Barker, who had worked with Philby at Emap, joined as a partner in 2009. Six months after relocating from the UK to be managing director of Emap Australia, Barker found herself overseeing her company’s sale to ACP. She joined Pacific Magazines as sales director for a year, before being offered a role back in her native UK. “Two weeks before I was due to move back, Si asked me to come on board,” she remembers. 

The Projects opened an office in Los Angeles in 2012. It now has a team of 12 in Sydney, six in the US and a network of freelance teams it works with.

The agency’s Influencer program was also launched in 2012, enabling brands to engage with influential individuals to win brand advocacy.

Bedwani explains: “It’s taken off to a point where we feel we have a serious offering. In the past two years, experiential was the buzz word, but now everyone is talking about influencers.”

The work

Earlier this month, The Projects had its busiest week since setting up, with seven events in seven days. There were events for Fairfax to launch its compact newspaper editions, the launch of TV’s The Biggest Loser’s initiative, The Promise, a stunt that saw nine abseilers cling to the side of ING Direct’s HQ in Sydney to launch the firm’s new brand values – ‘bold and different’, and a dinner for luxury home d√©cor brand Waterford Interiors.

But things haven’t always been so busy. It took The Projects two months to sign its first client, Absolut Vodka. EA Games and EMI Music followed.

The first activation for Absolut was Ten Summer Sundays, held at Bondi’s Swiss Grand Hotel and featuring A-list celebs. “The idea was to give Bondi something it had never had – a European-style beach club,” explains Bedwani.

Soon after Barker joined, the client list expanded to include ING Direct, Westfield and Audi. The agency now has about 15 regular clients it produces multiple annual activations for. But a lot of The Projects’ work is on a project-by-project basis for less regular clients. Having just signed Samsung Australia as a big win to kick off 2013, the list is forever growing.

So what has been their favourite project? Bedwani cites StyleStream, for Westfield, as a stand-out project. It was a consumer-generated live runway show, designed to drive more traffic to Westfield’s website. Consumers could create looks from a virtual closet and the best were created for the Westfield Sydney runway in the real world.  More than 10,000 looks were created and there were 35,000 Facebook likes and shares.

Bedwani says: “It was my favourite because the idea was conceived in this room. We had no idea how we would do it, but we knew we could.”

Philosophy

The Projects works to the notion of ‘Ideas, execute, amplify’. But its values sum it up: Daring, professional, fun, creative, dynamic, flexible.

Philby suggests: “We are a bit like a dysfunctional family. Everyone plays a role, but there isn’t a hierarchical tiered structure.”

And Barker adds: “We are passionate about putting on great events and having fun. That’s the nature of experiential – it’s exciting and different.”

But that doesn’t come without its challenges.
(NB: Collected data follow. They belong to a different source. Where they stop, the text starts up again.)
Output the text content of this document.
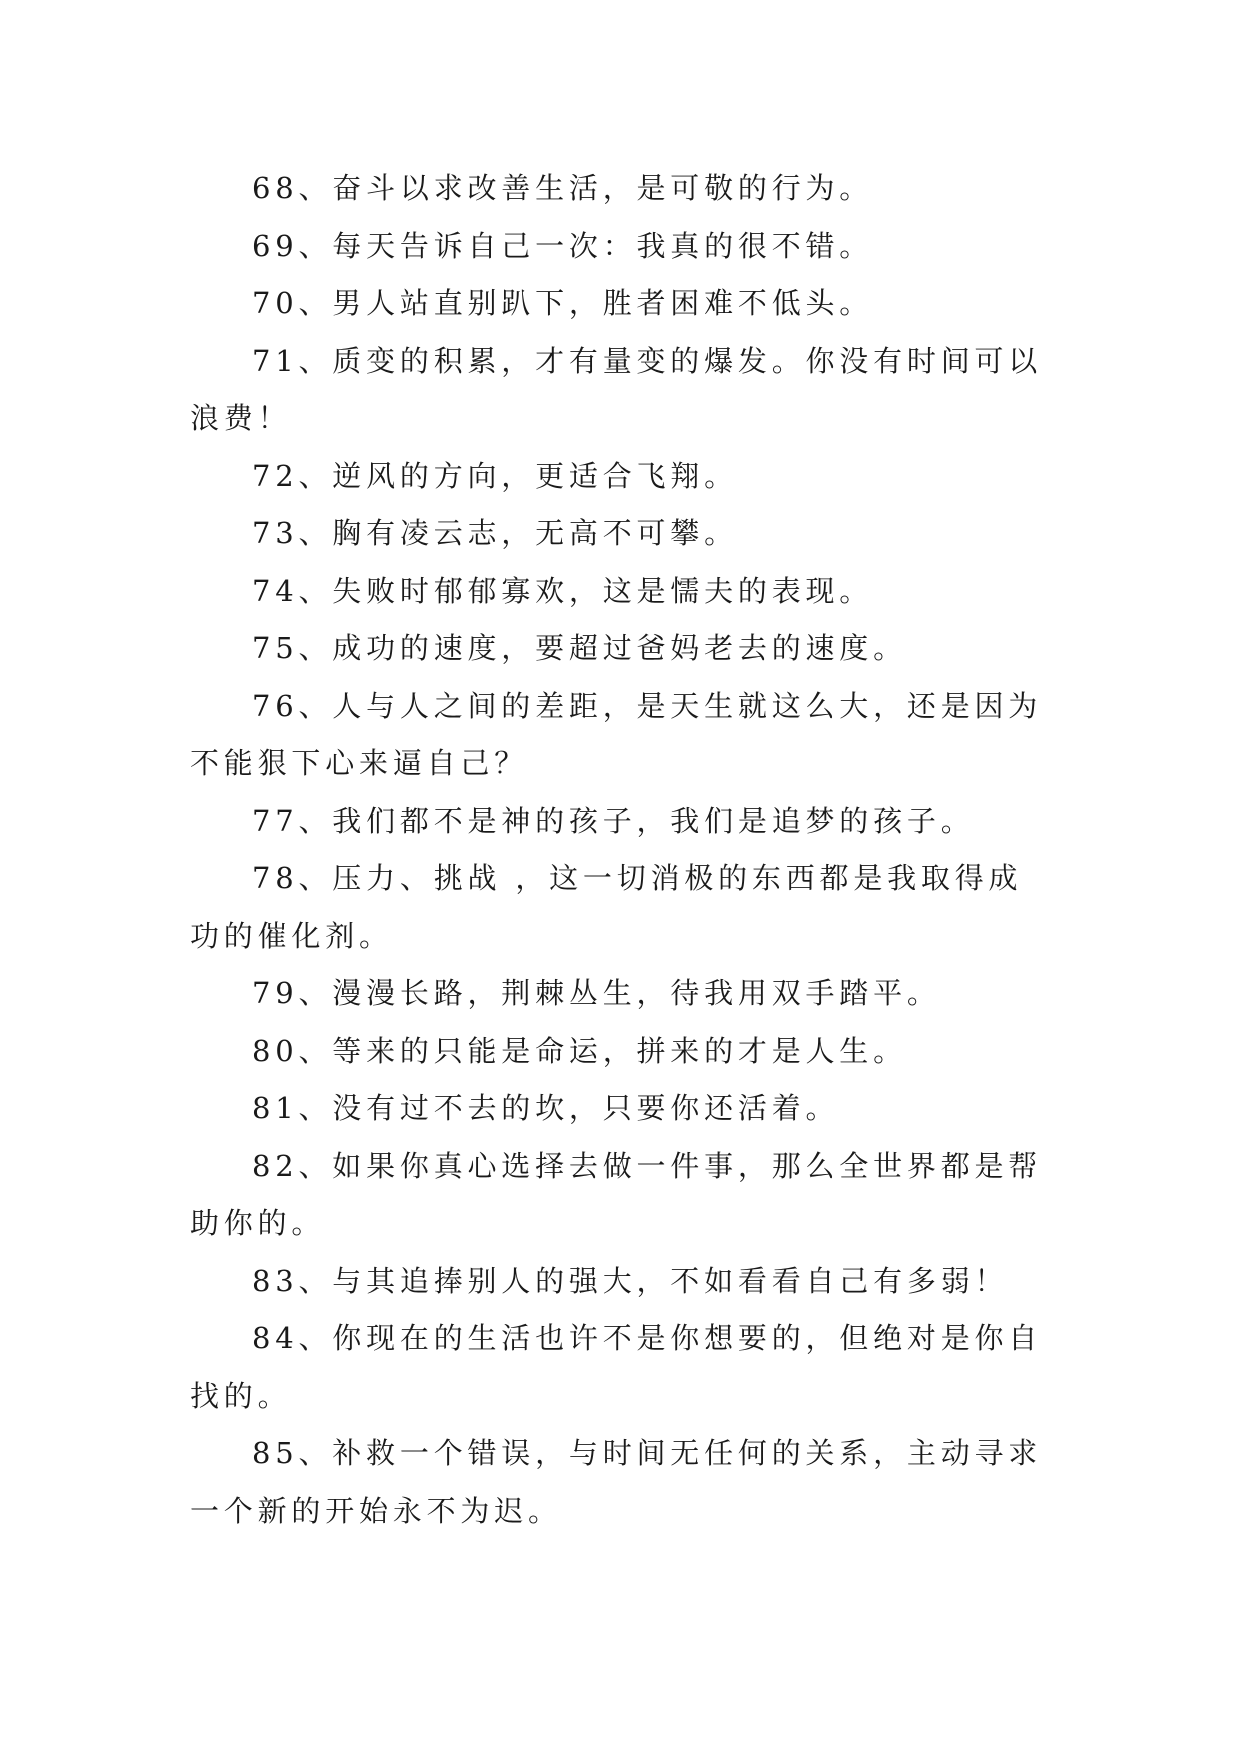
68、奋斗以求改善生活，是可敬的行为。

69、每天告诉自己一次：我真的很不错。

70、男人站直别趴下，胜者困难不低头。

71、质变的积累，才有量变的爆发。你没有时间可以浪费！

72、逆风的方向，更适合飞翔。

73、胸有凌云志，无高不可攀。

74、失败时郁郁寡欢，这是懦夫的表现。

75、成功的速度，要超过爸妈老去的速度。

76、人与人之间的差距，是天生就这么大，还是因为不能狠下心来逼自己？

77、我们都不是神的孩子，我们是追梦的孩子。

78、压力、挑战 ，这一切消极的东西都是我取得成功的催化剂。

79、漫漫长路，荆棘丛生，待我用双手踏平。

80、等来的只能是命运，拼来的才是人生。

81、没有过不去的坎，只要你还活着。

82、如果你真心选择去做一件事，那么全世界都是帮助你的。

83、与其追捧别人的强大，不如看看自己有多弱！

84、你现在的生活也许不是你想要的，但绝对是你自找的。

85、补救一个错误，与时间无任何的关系，主动寻求一个新的开始永不为迟。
As Philby explains: “The challenges for us are how to manage growth and retain our culture, and how quickly to grow. We’ve opened offices in Sydney and LA within four years, and there are now conversations around Hong Kong and London. Staying focused on what we’re good at is also a challenge. We get a lot of PR briefs, but we’re not a PR agency. It’s the same for digital.”

Looking ahead

Into 2013 and beyond, the partners are confident in experiential’s potential.
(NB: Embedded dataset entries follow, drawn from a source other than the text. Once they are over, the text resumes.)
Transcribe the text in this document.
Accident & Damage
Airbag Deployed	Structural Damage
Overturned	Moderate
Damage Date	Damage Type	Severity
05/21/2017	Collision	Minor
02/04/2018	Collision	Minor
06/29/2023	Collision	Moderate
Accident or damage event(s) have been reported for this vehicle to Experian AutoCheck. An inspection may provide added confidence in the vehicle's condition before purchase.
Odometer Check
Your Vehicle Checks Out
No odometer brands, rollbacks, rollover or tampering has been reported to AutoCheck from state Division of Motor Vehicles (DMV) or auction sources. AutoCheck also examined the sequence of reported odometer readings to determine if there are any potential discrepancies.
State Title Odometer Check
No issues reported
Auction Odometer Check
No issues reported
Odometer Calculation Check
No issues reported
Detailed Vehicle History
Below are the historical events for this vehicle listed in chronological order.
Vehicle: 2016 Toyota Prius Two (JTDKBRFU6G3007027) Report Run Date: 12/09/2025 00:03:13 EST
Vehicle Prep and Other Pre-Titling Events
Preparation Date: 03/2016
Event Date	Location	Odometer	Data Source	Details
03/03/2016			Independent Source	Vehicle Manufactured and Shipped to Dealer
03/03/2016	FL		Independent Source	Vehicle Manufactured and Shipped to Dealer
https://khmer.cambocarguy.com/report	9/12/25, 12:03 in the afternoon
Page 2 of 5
Barker says: “Experiential is growing, but it’s still a small part of the marketing mix, alongside traditional above-the-line media. I think it will grow at a faster pace in the next few years, as more companies experiment with it and find they can increase engagement and build relationships, as well as generate sales.”

And The Projects has big global plans. “This year we plan to continue our growth in Australia and America,” explains Barker. “In America we’re focusing on winning more national business, and in Australia it’s about making sure we’re keeping our current client base happy whilst also acquiring new business.”